Авраам: Прекрати. Меня сейчас стошнит.
Предводительница: Это называется – вступленье. В нем мы доискиваемся до причин интересующих нас событий. (Декламирует).
Может ли кто-нибудь спорить
C божественной волей, которой
Мир утвержден и небесный раскинут полог?
Силится старец значенье постичь приговора,
Но лишь глядит в пустоту его прежде пытливая мысль.
(Аврааму). Последняя строфа означает, что наши представления о Божественной справедливости весьма и весьма далеки от реальности.
Авраам: Это я уже заметил.
Предводительница: Не язви. Лучше обрати внимание, что с другой стороны эта строфа не только свидетельствует о ничтожности человека, но и указывает ему верное направление, о чем говорится дальше.

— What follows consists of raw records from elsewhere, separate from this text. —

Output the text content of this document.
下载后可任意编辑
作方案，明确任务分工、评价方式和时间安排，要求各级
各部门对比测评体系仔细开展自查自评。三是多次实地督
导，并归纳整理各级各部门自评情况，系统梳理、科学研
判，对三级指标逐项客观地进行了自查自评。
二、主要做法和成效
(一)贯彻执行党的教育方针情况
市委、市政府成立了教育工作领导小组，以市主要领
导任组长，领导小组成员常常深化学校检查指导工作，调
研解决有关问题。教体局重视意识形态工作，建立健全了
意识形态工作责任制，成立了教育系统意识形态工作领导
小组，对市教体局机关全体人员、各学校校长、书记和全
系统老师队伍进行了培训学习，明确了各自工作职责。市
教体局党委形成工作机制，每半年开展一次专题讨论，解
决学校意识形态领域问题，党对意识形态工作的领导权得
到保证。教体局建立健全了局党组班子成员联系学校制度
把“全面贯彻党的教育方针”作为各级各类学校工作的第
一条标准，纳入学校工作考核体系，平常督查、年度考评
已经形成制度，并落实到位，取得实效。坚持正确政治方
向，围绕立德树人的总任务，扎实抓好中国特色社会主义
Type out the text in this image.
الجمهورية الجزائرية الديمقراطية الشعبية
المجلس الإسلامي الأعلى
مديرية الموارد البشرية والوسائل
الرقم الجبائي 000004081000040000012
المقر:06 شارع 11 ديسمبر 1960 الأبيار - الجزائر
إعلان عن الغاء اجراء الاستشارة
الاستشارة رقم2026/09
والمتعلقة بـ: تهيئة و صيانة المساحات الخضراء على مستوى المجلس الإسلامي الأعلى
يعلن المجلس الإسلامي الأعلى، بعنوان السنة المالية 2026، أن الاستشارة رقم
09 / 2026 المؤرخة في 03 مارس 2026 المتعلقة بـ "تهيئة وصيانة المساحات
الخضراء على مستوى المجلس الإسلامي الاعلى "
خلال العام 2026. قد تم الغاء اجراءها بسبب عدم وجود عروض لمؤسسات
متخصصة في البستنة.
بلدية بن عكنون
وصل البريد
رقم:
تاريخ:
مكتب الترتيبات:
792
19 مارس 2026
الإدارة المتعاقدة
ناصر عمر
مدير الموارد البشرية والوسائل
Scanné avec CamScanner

Вот, послушай. (Декламирует).
Бог не превыше ли Солнца, Луны и серебряных россыпей звездных?
Кто ты такой, человек, чтоб в безумье перечить Ему?..
С мыслию этой смирившись, отец благородный со вздохом
Чувствует, как постепенно стихает в груди его прежняя боль.
Надеюсь, тебе не надо объяснять, что она стихают, потому что он нашел опору в смирении?